If non-emergency vehicles are driving around in whiteouts and blizzards, they deserve their potential fate.
What, you mean every other day in Iceland during the winter?
Maybe a bit of an exaggeration, but then again, not really. I remember one several week period when there were more days with severe winter storm warnings than those without them. On my land a metal shipping crate full several tonnes of of steel, timber, glass, etc got tossed around like a childrens' toy during one of them. Gusts over Cat.5 hurricane strength. Days when the windspeed is "only" 25 m/s (56mph)? Hey, that's a driving day.
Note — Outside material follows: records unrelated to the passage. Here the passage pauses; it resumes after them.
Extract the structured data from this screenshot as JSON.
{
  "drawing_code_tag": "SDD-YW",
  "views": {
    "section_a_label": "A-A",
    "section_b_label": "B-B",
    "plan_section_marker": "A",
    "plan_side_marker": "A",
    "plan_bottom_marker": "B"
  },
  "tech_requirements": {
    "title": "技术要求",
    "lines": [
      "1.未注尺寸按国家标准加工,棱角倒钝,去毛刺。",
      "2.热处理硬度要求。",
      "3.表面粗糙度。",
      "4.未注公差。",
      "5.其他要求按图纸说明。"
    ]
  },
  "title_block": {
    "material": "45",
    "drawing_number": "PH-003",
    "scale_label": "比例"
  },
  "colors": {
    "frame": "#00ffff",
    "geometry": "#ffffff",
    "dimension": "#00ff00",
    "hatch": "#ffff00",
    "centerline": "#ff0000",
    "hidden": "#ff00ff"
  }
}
Autopilot in the winter here? No thank you, I'd rather not die. Forget about failure to detect lines or lane drift - just a single "phantom braking event" could be deadly. And good luck for it making out where the road is when I often can hardly make it out. It'd probably stupidly try to stay on its "proper" side of the road too (where a single gust or iced-up section could send it off a cliff) rather than driving in the
much safer middle and only going to the sides when you face oncoming traffic.
"Hey, I swear there was a road here just a minute ago!"
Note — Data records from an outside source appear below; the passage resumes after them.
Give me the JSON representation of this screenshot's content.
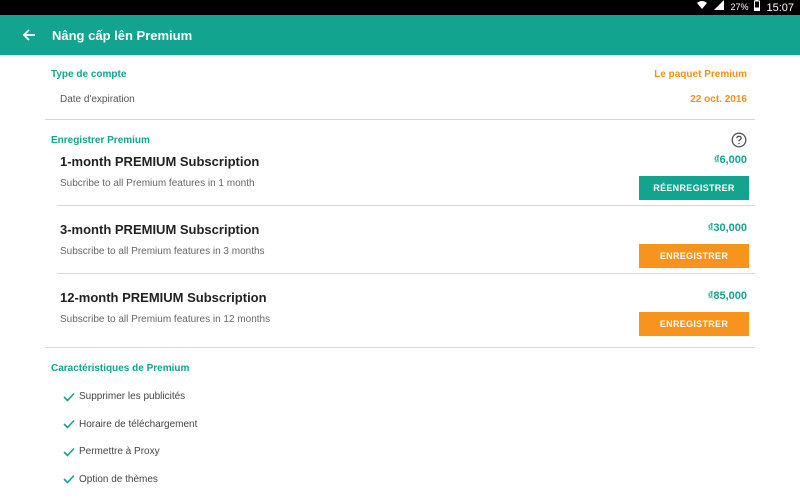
{
  "status_bar": {
    "battery": "27%",
    "time": "15:07"
  },
  "app_bar": {
    "title": "Nâng cấp lên Premium"
  },
  "account": {
    "type_label": "Type de compte",
    "type_value": "Le paquet Premium",
    "expiry_label": "Date d'expiration",
    "expiry_value": "22 oct. 2016"
  },
  "register_section": {
    "title": "Enregistrer Premium",
    "plans": [
      {
        "title": "1-month PREMIUM Subscription",
        "description": "Subcribe to all Premium features in 1 month",
        "price": "₫6,000",
        "button": "RÉENREGISTRER"
      },
      {
        "title": "3-month PREMIUM Subscription",
        "description": "Subscribe to all Premium features in 3 months",
        "price": "₫30,000",
        "button": "ENREGISTRER"
      },
      {
        "title": "12-month PREMIUM Subscription",
        "description": "Subscribe to all Premium features in 12 months",
        "price": "₫85,000",
        "button": "ENREGISTRER"
      }
    ]
  },
  "features_section": {
    "title": "Caractéristiques de Premium",
    "items": [
      "Supprimer les publicités",
      "Horaire de téléchargement",
      "Permettre à Proxy",
      "Option de thèmes"
    ]
  },
  "colors": {
    "primary": "#12a48e",
    "accent": "#f7941d"
  },
  "icons": {
    "back": "arrow-left-icon",
    "help": "help-circle-icon",
    "check": "check-icon"
  }
}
In Iceland in the winter you don't need a lane-following algorithm, you need a
marker-following algorithm. And if the markers are missing for some reason, a "
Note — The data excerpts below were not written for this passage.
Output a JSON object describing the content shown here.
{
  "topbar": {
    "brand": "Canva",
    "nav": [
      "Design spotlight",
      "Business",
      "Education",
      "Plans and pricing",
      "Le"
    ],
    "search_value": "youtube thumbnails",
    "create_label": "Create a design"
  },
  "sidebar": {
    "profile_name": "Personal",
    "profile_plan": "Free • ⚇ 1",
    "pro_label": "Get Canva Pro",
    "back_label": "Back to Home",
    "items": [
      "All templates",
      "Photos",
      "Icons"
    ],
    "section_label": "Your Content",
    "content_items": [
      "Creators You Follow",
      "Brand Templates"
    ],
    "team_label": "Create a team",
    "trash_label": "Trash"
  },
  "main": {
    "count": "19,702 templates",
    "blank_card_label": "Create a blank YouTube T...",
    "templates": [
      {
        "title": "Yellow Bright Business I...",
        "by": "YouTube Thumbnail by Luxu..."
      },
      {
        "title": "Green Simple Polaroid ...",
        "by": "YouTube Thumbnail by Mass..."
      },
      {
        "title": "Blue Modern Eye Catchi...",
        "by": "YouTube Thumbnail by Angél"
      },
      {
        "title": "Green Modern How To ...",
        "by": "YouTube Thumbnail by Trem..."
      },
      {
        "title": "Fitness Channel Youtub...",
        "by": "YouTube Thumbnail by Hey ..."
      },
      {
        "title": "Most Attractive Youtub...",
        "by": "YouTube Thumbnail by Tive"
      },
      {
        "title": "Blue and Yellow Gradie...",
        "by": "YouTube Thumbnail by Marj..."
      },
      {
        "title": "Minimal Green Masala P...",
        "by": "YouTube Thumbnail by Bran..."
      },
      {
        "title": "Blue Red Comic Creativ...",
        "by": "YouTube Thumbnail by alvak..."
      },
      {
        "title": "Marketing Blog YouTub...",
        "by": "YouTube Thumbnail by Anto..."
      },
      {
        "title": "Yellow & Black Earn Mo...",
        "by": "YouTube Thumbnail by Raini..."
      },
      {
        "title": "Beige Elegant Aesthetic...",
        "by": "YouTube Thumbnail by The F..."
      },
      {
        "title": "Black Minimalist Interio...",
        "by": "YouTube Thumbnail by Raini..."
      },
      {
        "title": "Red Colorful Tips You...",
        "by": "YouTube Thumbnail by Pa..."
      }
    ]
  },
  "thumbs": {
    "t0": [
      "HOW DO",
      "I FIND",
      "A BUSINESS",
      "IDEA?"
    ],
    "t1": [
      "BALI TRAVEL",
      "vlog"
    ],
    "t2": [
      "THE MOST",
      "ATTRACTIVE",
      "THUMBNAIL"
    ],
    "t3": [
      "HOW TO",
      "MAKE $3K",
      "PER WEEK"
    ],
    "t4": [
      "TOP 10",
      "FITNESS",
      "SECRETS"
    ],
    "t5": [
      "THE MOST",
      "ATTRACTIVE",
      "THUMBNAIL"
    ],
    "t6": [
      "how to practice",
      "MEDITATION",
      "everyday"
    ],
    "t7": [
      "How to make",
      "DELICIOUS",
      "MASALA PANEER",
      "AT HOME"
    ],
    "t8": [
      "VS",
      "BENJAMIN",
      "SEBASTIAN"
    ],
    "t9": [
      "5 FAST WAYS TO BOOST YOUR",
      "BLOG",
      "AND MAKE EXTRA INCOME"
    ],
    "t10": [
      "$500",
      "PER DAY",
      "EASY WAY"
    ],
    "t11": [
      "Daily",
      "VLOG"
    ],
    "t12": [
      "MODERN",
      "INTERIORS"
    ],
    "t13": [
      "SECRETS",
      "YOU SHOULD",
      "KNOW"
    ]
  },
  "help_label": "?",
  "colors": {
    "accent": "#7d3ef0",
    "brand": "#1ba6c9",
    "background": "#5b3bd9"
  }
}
really smart guessing algorithm" The markers are pretty clever, too there should always be a single white mark on your right, and two white marks on your left. That's in case you accidentally drift off the road in one direction in low-visibility conditions where you can't see all the markers, you'll know that you're off if you see a single white mark to your left or a double white mark to your right. Not that Autopilot would know that.